Does it get old? Not to Carlson. Hardly a picture of originality, he uses the term repeatedly.

[U]nbelievers [shouldn’t] throw their strident atheism in the face of believers. In this polarizing era of ours, we do well to recall the grace and humility of Albert Camus and model of cooperative engagement he exemplified. The new atheism offers nothing comparable at the very time when moral and political struggles — among them against religious extremism — threaten and implicate believers and unbelievers alike.

A couple of things are missing from his superficial analysis, starting with the fact that he charges, without much regard for historical perspective, that new atheists are “bullies.” The reality is that for fifteen hundred years or more, religious people have been telling infidels they’ll burn in lakes of fire for eternity. Spreading that message wasn’t limited to a few zealots; rather, it was prevailing theology, passed down from the highest echelons of the Church. Talk about bullying!

And for close to a millennium, being found out as an atheist all too often meant persecution, imprisonment, torture, forced conversion, and death — thuggery perpetrated by men of the Church and the state alike, who all claimed to do God’s business. I’d say that kind of actual violence goes a damn sight farther than “bullying,” wouldn’t you? Are we supposed to brush that chapter aside, but believe that when academics like Harris and Dawkins retreat to their studies and tap away at their keyboards in scholarly fashion, they’re the real bullies?

We can forgive, but not forget. Now that most of humanity — minus many Islamic states — has emerged from religion’s blood-drenched reign of terror, surely we, as non-theists, may finally breathe free … and exercise our voice. And when we do, it’s a little much to find John Carlson and his crowd berating us, like arrogant ayatollahs, for not speaking quietly and reverently enough.

The other thing that Carlson conspicuously fails to acknowledge is that there’s a vast difference in religious culture between Camus’ fatherland — France — and the United States.

The U.S. has been, for the past century and maybe longer, by far the more overtly pious society (wearyingly so, to this born-and-bred European). In France, however, secularism is the norm. French public servants, from the President on down, rightly consider it a bit gauche to even mention their God belief or church visits, if any:

Religious considerations are generally considered incompatible with reasoned political debate. Of course, political leaders may openly practice their religion … but they are expected to differentiate their beliefs from their actions.

Wish that it were so in the United States. Here, elected officials are a rare exception if they make it into office without frequently invoking the Almighty, however cursorily (of course, most American politicians are happy to stress their religiosity, and often — gotta shake loose those votes).

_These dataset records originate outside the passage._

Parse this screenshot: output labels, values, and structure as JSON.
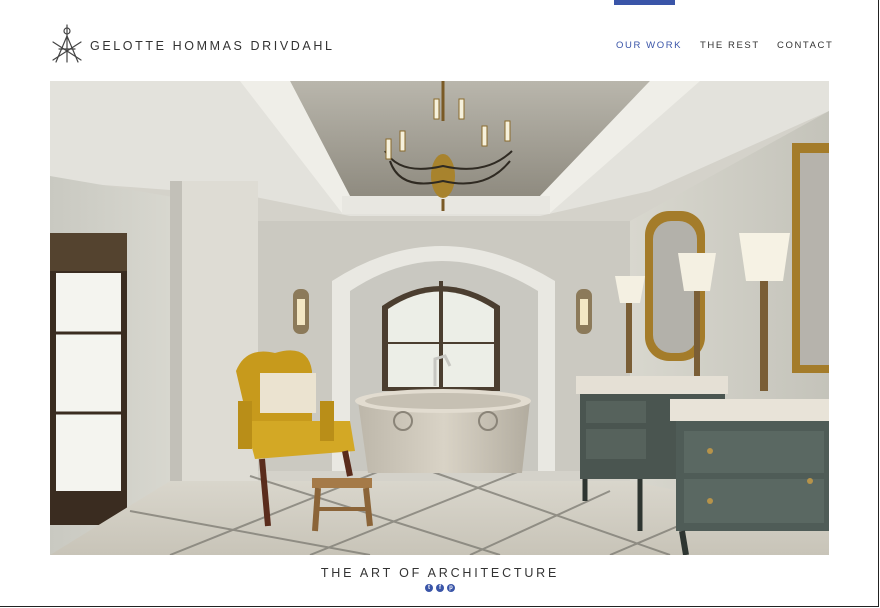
{
  "brand": {
    "name": "GELOTTE HOMMAS DRIVDAHL",
    "accent": "#3a55a8"
  },
  "nav": {
    "items": [
      {
        "label": "OUR WORK",
        "active": true
      },
      {
        "label": "THE REST",
        "active": false
      },
      {
        "label": "CONTACT",
        "active": false
      }
    ]
  },
  "hero": {
    "subject": "bathroom interior with freestanding stone tub, chandelier, yellow armchair and twin vanities"
  },
  "footer": {
    "tagline": "THE ART OF ARCHITECTURE",
    "social": [
      {
        "icon": "twitter-icon",
        "glyph": "t"
      },
      {
        "icon": "facebook-icon",
        "glyph": "f"
      },
      {
        "icon": "pinterest-icon",
        "glyph": "p"
      }
    ]
  }
}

It’s perhaps instructive to note that France is officially a secular republic, and has been since before Camus was born. Article 1 of its Constitution states: “La France est une République indivisible, laïque, démocratique et sociale” (“laïque” means secular). Try amending the U.S. Constitution with a clause like that. Most of the country will get its proverbial pitchforks and its Bibles ready, the better to ward off the encroaching demons of secularism.

I’ll venture a guess that many French Christians considered Camus plenty strident in his time. But even if, in France, he was truly as sweet as a madeleine and as pliable as caoutchouc, he might well have turned out louder and more vociferous if he’d been an American unbeliever.

Nothing says New Atheists can’t come to an understanding with people of faith. But neither will we walk on eggshells anymore. Au contraire, as Camus might say. Giving offense is not our goal; then again, if our unvarnished arguments make God-believers have to fan themselves in distress, so be it.

Atheists in America haven’t only emerged from the closet; we’ve taken the fucking door off the thing. For people like Carlson to “long for the old atheism,” as he puts it, is wishful thinking — divorced from reality but no doubt soothing. Much like religion itself, come to think of it.